I'm in Wynantskill, just outside of Albany.


----------



## goat1964-2004 (Nov 14, 2005)

Clifton Springs, NY 40 min. east of Rochester.


----------



## TheJudge04 (Jan 25, 2007)

I'm in the upper part of upstate NY (LOL), a little town called Dekalb. About 2 1/2 hours north of Syracuse.


----------



## crusader (Jun 8, 2007)

Just moved back from the Memphis area to Chestertown, up in the Adirondacks. About 30-45 minutes (depending on your speed) north of Glens Falls/Queensbury.

Don't see too many goats up here, only know of me plus 2 others.

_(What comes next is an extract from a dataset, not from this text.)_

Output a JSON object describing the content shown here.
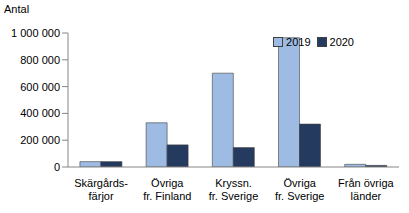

Are there ever any meets around the Capital District?


----------



## black427gto (May 31, 2007)

I am from Plattsburgh. About an hour and a half north of Glens Falls going down 87


----------



## PitoPocket (Jul 8, 2005)

Hey I'm From Clifton Park....about 20 minutes north of Albany....I don't own a GTO, I bought an '06 RSX-S and its a fun little car but it got old real fast. I wanted a GTO at the time but didn't have the money. I was also worried about needing a car I could drive all year round. Do any of you drive your GTO's in the winter?? I know theres a guy in Saratoga, NY that drives his in the winter so I was wondering if a lot of people do it or if this guy is nuts.


----------



## GaryBro (Sep 9, 2004)

I don't drive mine in the winter unless it has been dry for a while and there is no salt dust on the roads. Just don't want to deal with the corrosion that comes with the salt. The guy that drives in the winter might not be wanting to keep the car for a long time and might not care about what will happen.


----------



## fah-q (Aug 19, 2007)

I'm in Rochester. I have a LeMans and have no plans on making a "tribute" or "clone".


----------



## burnz (Jul 26, 2006)

my folks are in gainsville near arcade and east aroura, I go out there alot. plus was raised there.


----------



## UpstateTank (Jun 23, 2007)

syracuse guy here!!!!

3-1-5 holla


----------



## sheekoGTO (Feb 28, 2008)

Live in Syracuse as well...


----------